Mendikdasmen: Kami Akan Beri Bantuan untuk Keluarga Guru Korban KKB

JAKARTA – Menteri Pendidikan Dasar dan Menengah (Mendikdasmen) Abdul Mu’ti menyampaikan belasungkawa atas meninggalnya seorang guru akibat serangan kelompok kriminal bersenjata (KKB) di Distrik Anggruk, Kabupaten Yahukimo, Papua Pegunungan.

Korban, bernama Rosalina Rerek Sogen, merupakan guru sekolah dasar asal Desa Lewotala, Kecamatan Lewolema, Kabupaten Flores Timur, Nusa Tenggara Timur (NTT).

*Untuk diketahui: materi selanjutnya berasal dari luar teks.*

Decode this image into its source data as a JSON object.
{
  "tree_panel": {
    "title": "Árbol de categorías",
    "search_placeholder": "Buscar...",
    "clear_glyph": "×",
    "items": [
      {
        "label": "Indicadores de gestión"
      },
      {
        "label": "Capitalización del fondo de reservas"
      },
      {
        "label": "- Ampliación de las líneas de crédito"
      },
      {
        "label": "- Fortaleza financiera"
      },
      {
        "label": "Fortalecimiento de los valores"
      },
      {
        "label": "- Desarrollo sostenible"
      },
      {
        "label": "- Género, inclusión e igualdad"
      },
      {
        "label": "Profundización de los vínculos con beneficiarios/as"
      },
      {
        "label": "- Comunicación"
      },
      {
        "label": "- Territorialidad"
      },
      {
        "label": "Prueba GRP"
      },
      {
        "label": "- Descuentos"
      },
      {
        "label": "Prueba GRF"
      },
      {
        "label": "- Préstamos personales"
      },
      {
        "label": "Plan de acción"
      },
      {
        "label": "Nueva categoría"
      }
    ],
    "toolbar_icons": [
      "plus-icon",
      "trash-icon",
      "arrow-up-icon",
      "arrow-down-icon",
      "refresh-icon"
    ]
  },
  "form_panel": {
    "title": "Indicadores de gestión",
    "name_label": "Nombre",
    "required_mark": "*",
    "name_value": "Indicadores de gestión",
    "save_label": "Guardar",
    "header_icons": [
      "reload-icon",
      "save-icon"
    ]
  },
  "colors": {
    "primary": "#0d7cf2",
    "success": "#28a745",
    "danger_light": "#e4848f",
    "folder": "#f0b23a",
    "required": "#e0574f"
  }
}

“Kami menyampaikan duka cita yang mendalam atas gugurnya seorang guru akibat serangan KKB. Kami dari kementerian akan menemui keluarga korban di NTT dan berupaya memberikan bantuan material, meskipun dalam jumlah terbatas,” ujar Abdul Mu’ti dalam konferensi pers usai penandatanganan nota kesepahaman antara Kemendikdasmen dengan Kementerian Ketenagakerjaan serta Badan Pelindungan Pekerja Migran Indonesia di Jakarta, Senin (24/3/2025).

Menteri juga berharap insiden serupa tidak kembali terjadi, khususnya terhadap tenaga pendidik yang bertugas di wilayah tertinggal, terdepan, dan terluar (3T). Ia menegaskan bahwa pihaknya telah berkoordinasi dengan aparat keamanan terkait perlindungan bagi guru yang bertugas di daerah rawan konflik, termasuk Papua.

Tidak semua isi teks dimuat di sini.